Por Christina Ferraz Musse

Há alguns anos, tenho tentado convencer meus alunos da inexistência de um mundo dividido entre o bem e o mal. Em sala de aula, mantenho um cuidado constante ao ensinar a eles que, ao criarem o perfil de seus personagens, no momento de escrever roteiros de ficção para a TV, devem se preocupar em descrever figuras complexas, que tenham algumas características consideradas boas e outras ruins. Insisto sempre que não existe mais o tipo do vilão que agrega tudo o que consideramos feio, mau, desonesto, injusto, e muito menos o mocinho, que seria aquele coroado por todos os valores que nossa cultura dignifica, como força, beleza, solidariedade, humildade etc. ( Não posso deixar de fazer um parênteses, ao me lembrar do saudoso programa do Raul Longras, "Casamento na TV", em que as candidatas ao altar descreviam sempre com estas características seu modelo de marido ideal. ) Pois bem, anos depois da Guerra Fria e de todas aquelas ameaças de um mundo bipolar - acabamos mesmo com um modelo único, global - fico tentada a ter que voltar a acreditar que vilões existem, apesar de mais sofisticados, mais preparados e sempre muito bem escondidos sob a pele de doces e meigos cordeirinhos.
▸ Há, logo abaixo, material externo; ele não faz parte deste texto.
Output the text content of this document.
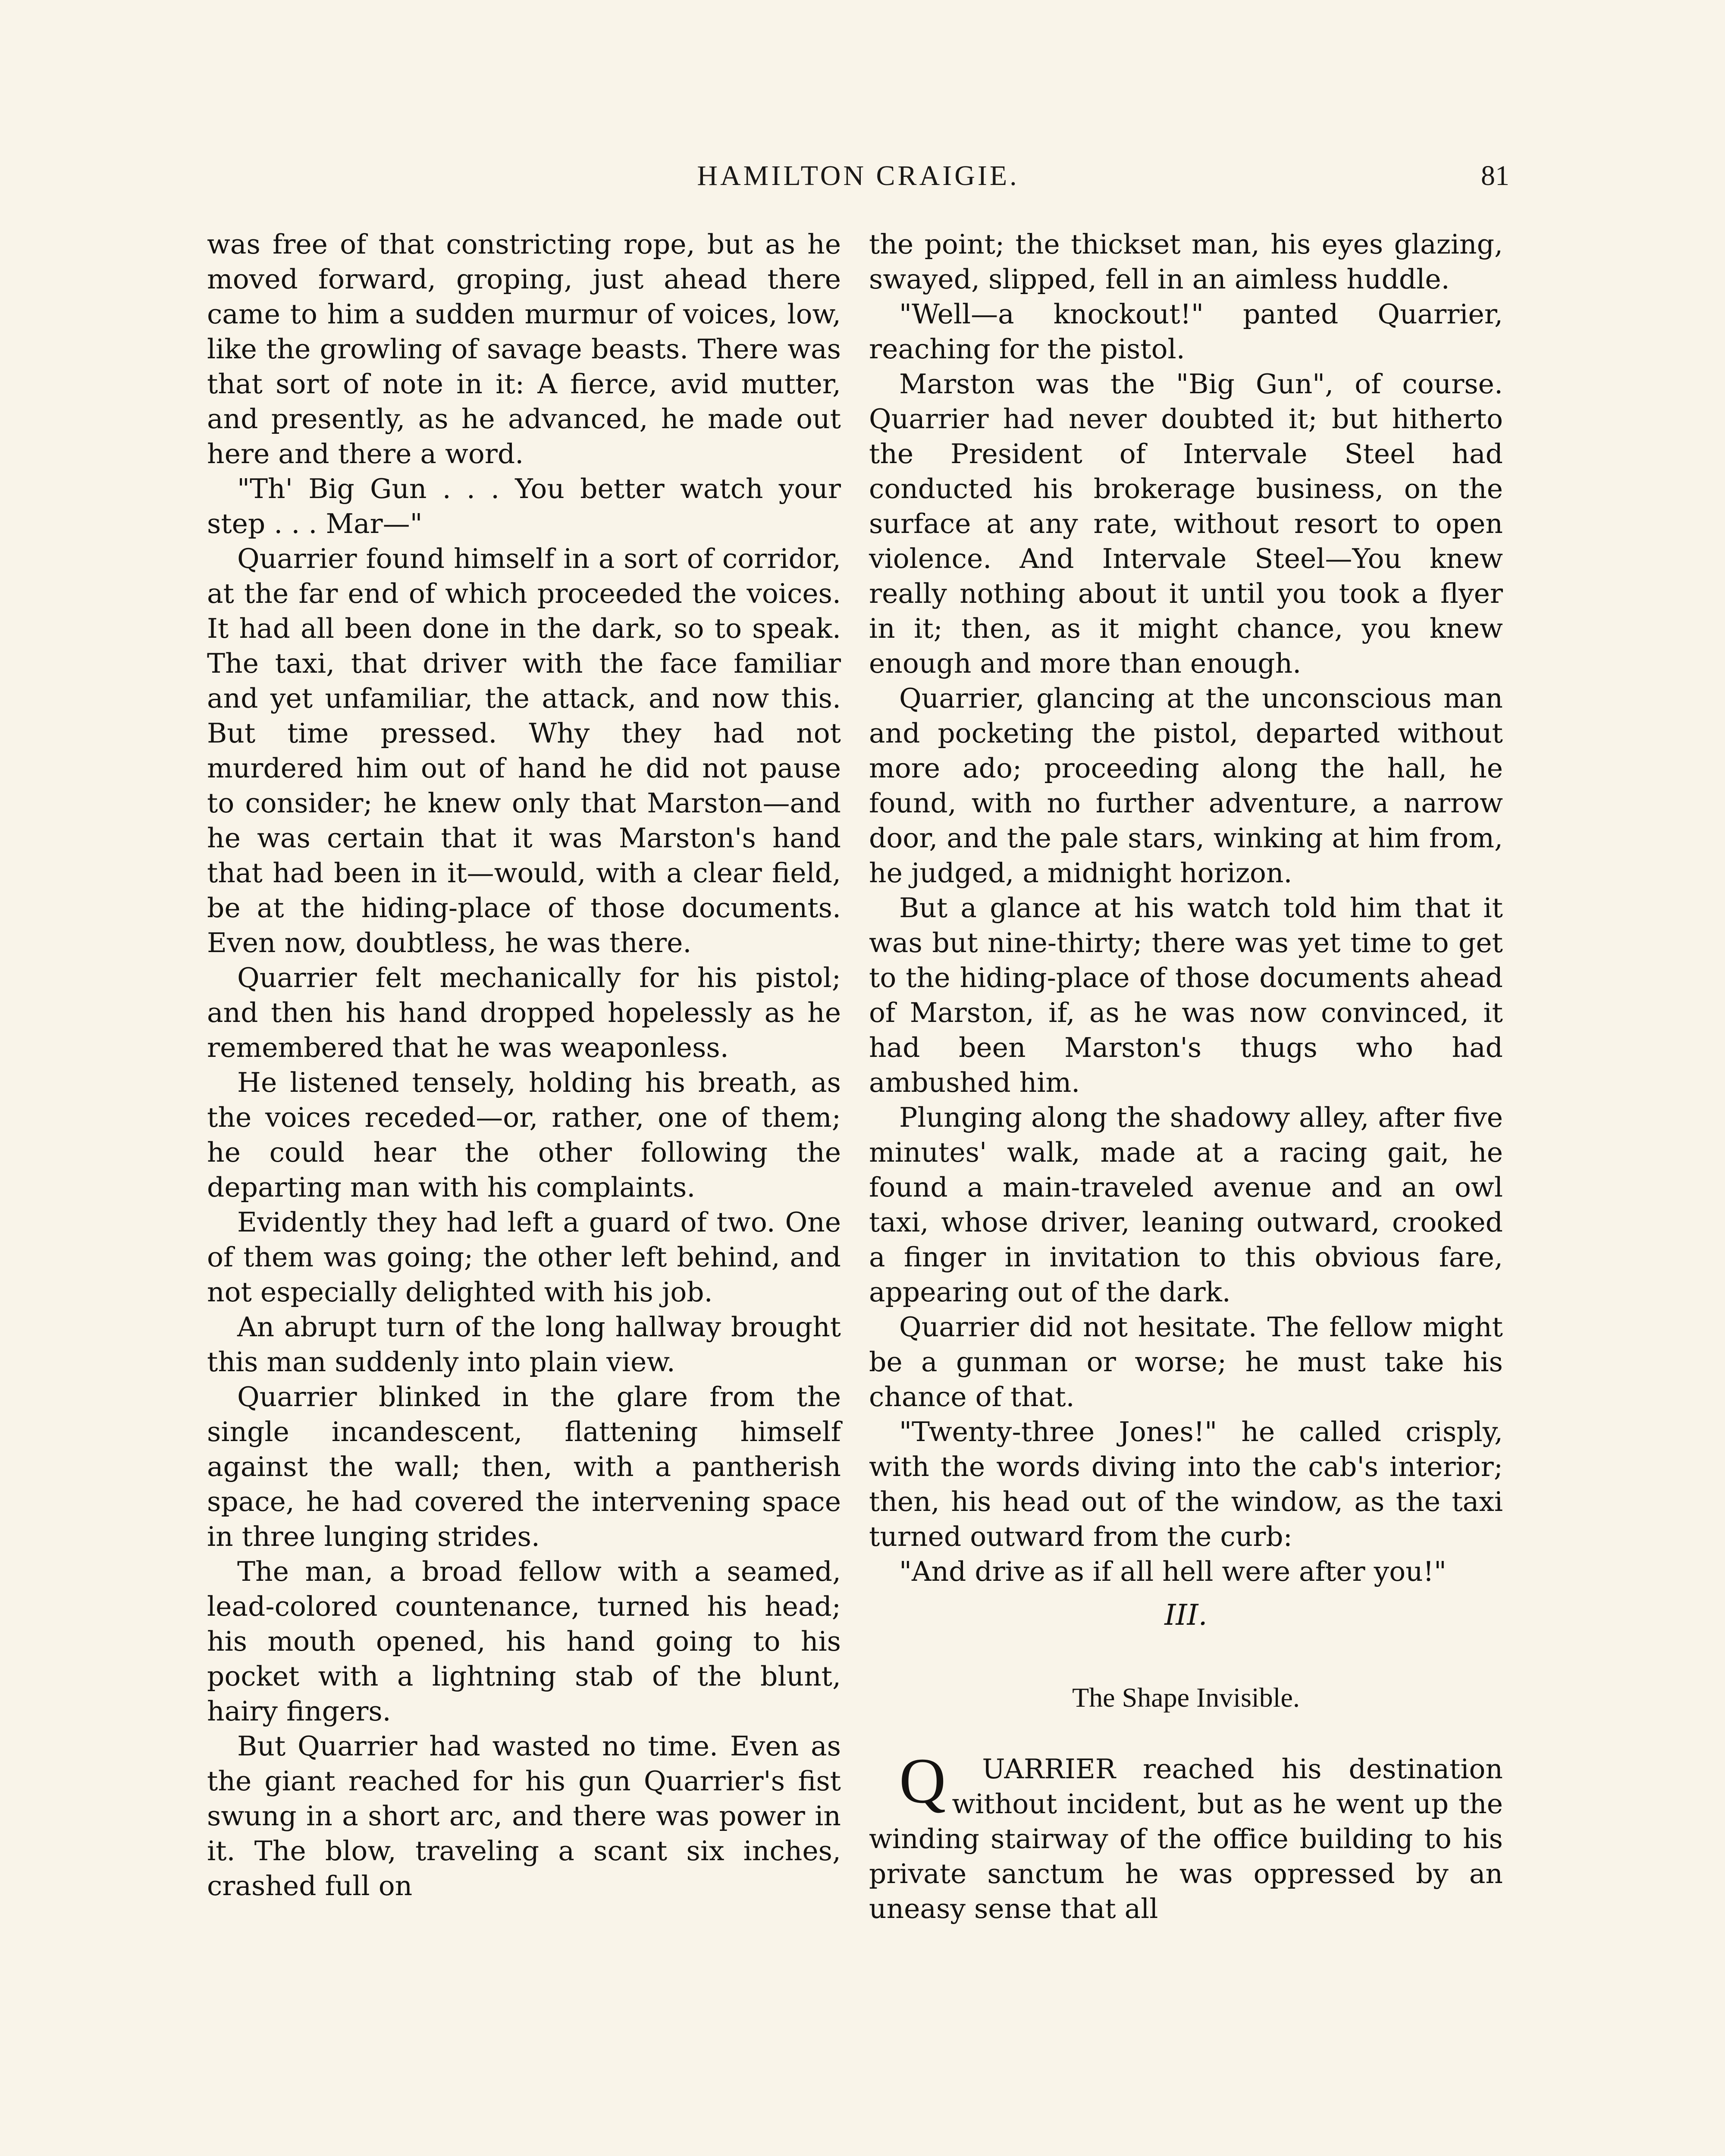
HAMILTON CRAIGIE.	81

was free of that constricting rope, but as he moved forward, groping, just ahead there came to him a sudden murmur of voices, low, like the growling of savage beasts. There was that sort of note in it: A fierce, avid mutter, and presently, as he advanced, he made out here and there a word.

"Th' Big Gun . . . You better watch your step . . . Mar—"

Quarrier found himself in a sort of corridor, at the far end of which proceeded the voices. It had all been done in the dark, so to speak. The taxi, that driver with the face familiar and yet unfamiliar, the attack, and now this. But time pressed. Why they had not murdered him out of hand he did not pause to consider; he knew only that Marston—and he was certain that it was Marston's hand that had been in it—would, with a clear field, be at the hiding-place of those documents. Even now, doubtless, he was there.

Quarrier felt mechanically for his pistol; and then his hand dropped hopelessly as he remembered that he was weaponless.

He listened tensely, holding his breath, as the voices receded—or, rather, one of them; he could hear the other following the departing man with his complaints.

Evidently they had left a guard of two. One of them was going; the other left behind, and not especially delighted with his job.

An abrupt turn of the long hallway brought this man suddenly into plain view.

Quarrier blinked in the glare from the single incandescent, flattening himself against the wall; then, with a pantherish space, he had covered the intervening space in three lunging strides.

The man, a broad fellow with a seamed, lead-colored countenance, turned his head; his mouth opened, his hand going to his pocket with a lightning stab of the blunt, hairy fingers.

But Quarrier had wasted no time. Even as the giant reached for his gun Quarrier's fist swung in a short arc, and there was power in it. The blow, traveling a scant six inches, crashed full on

the point; the thickset man, his eyes glazing, swayed, slipped, fell in an aimless huddle.

"Well—a knockout!" panted Quarrier, reaching for the pistol.

Marston was the "Big Gun", of course. Quarrier had never doubted it; but hitherto the President of Intervale Steel had conducted his brokerage business, on the surface at any rate, without resort to open violence. And Intervale Steel—You knew really nothing about it until you took a flyer in it; then, as it might chance, you knew enough and more than enough.

Quarrier, glancing at the unconscious man and pocketing the pistol, departed without more ado; proceeding along the hall, he found, with no further adventure, a narrow door, and the pale stars, winking at him from, he judged, a midnight horizon.

But a glance at his watch told him that it was but nine-thirty; there was yet time to get to the hiding-place of those documents ahead of Marston, if, as he was now convinced, it had been Marston's thugs who had ambushed him.

Plunging along the shadowy alley, after five minutes' walk, made at a racing gait, he found a main-traveled avenue and an owl taxi, whose driver, leaning outward, crooked a finger in invitation to this obvious fare, appearing out of the dark.

Quarrier did not hesitate. The fellow might be a gunman or worse; he must take his chance of that.

"Twenty-three Jones!" he called crisply, with the words diving into the cab's interior; then, his head out of the window, as the taxi turned outward from the curb:

"And drive as if all hell were after you!"

III.
The Shape Invisible.

Q UARRIER reached his destination without incident, but as he went up the winding stairway of the office building to his private sanctum he was oppressed by an uneasy sense that all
Não sei dizer exatamente se a vida imita a arte ou a arte a vida, mas tenho tido provas de que os vilões do mundo real são extremamente bem preparados e são, de fato, maus. Até porque eles provocam um sofrimento atroz, mudo, naqueles personagens que, por suas características, ganhariam o papel de herói ( ou heroína ) em qualquer filme ou novela que se preze. O vilão, na minha opinião, é mestre na arte da sedução, dos conchavos, das intrigas, que lembram personagens extremamente hábeis em exercitar aquilo que, em Minas, às vezes chamamos de conversa ao pé do ouvido. Necessariamente a conversa ao pé do ouvido não precisa ser intriga, pode se limitar a uma fofoca mais ingênua, a um comentário, a um aviso. Mas da mesma forma que, nas empresas, a "rádio-peão" alimenta os boatos de corredor, a conversa discreta alimenta as grandes estratégias de ação, que não precisam ser assim tão importantes quanto aquelas que definem o vencedor de uma batalha na guerra, mas podem ser indispensáveis a galgar postos numa organização, roubar a idéia alheia, "detonar" um projeto que pode fazer alguma sombra aos meticulosos projetos de ascensão do vilão.

Os vilões modernos falam pouco. Aqueles de estilo melodramático, exagerados, malvados estão fora de moda há muito tempo. Estes a gente reconhece na hora e tem como se defender deles. O verdadeiro vilão não parece vilão. Ele costuma ser atencioso, às vezes sorridente ( não muito ) e é extremamente racional, embora, tenha suas recaídas e dê seus ataques ( também, ninguém é de ferro - ou gelo -, nem mesmo o vilão! ) Mas, no geral, ele nunca dá um motivo claro, visível, para que as pessoas não gostem dele. Pelo contrário, muita gente gosta. Mas quando o verdadeiro vilão resolve dar o seu bote, ele é fatal, faz um estrago sem fim.

O que mais me preocupa nessa história toda é que, enquanto eu vejo os vilões aprimorarem suas táticas de ação, cada vez mais certeiras, não consigo reconhecer nos heróis aquela clareza que deveria orientar seus passos para que eles não só se defendessem, mas tomassem a dianteira da história, com direito a "happy end". Os heróis ( pós ) modernos estão cansados, têm medo de assumir posições, de falar o que pensam. No ambiente de trabalho, um dos mais doentios que eu conheço, apesar dos esforços do pessoal de RH, os heróis ficam mudos. Em nome da bandeira da dignidade, do "não quero prejudicar ninguém", eles aguentam, calados, humilhações, espertezas ( e não é que meu pai dizia que "este mundo é dos espertos"? ) e todo o tipo de pressão. Sofrem em silêncio, têm gastrite, dor de cabeça, insônia, vão ficando tristes, às vezes depressivos, outras, ansiosos. Mas não tomam atitudes. Em nome da pseudo-lealdade, não fazem nada e, quando se dão conta, não há mais tempo mesmo. Fico aqui a pensar. Acho que os heróis, se é que eles existem, e eu acredito que sim, e em maior número, têm que acordar, tomar as rédeas e mudar o rumo da história, para que a gente ainda possa acreditar na vida e nos homens.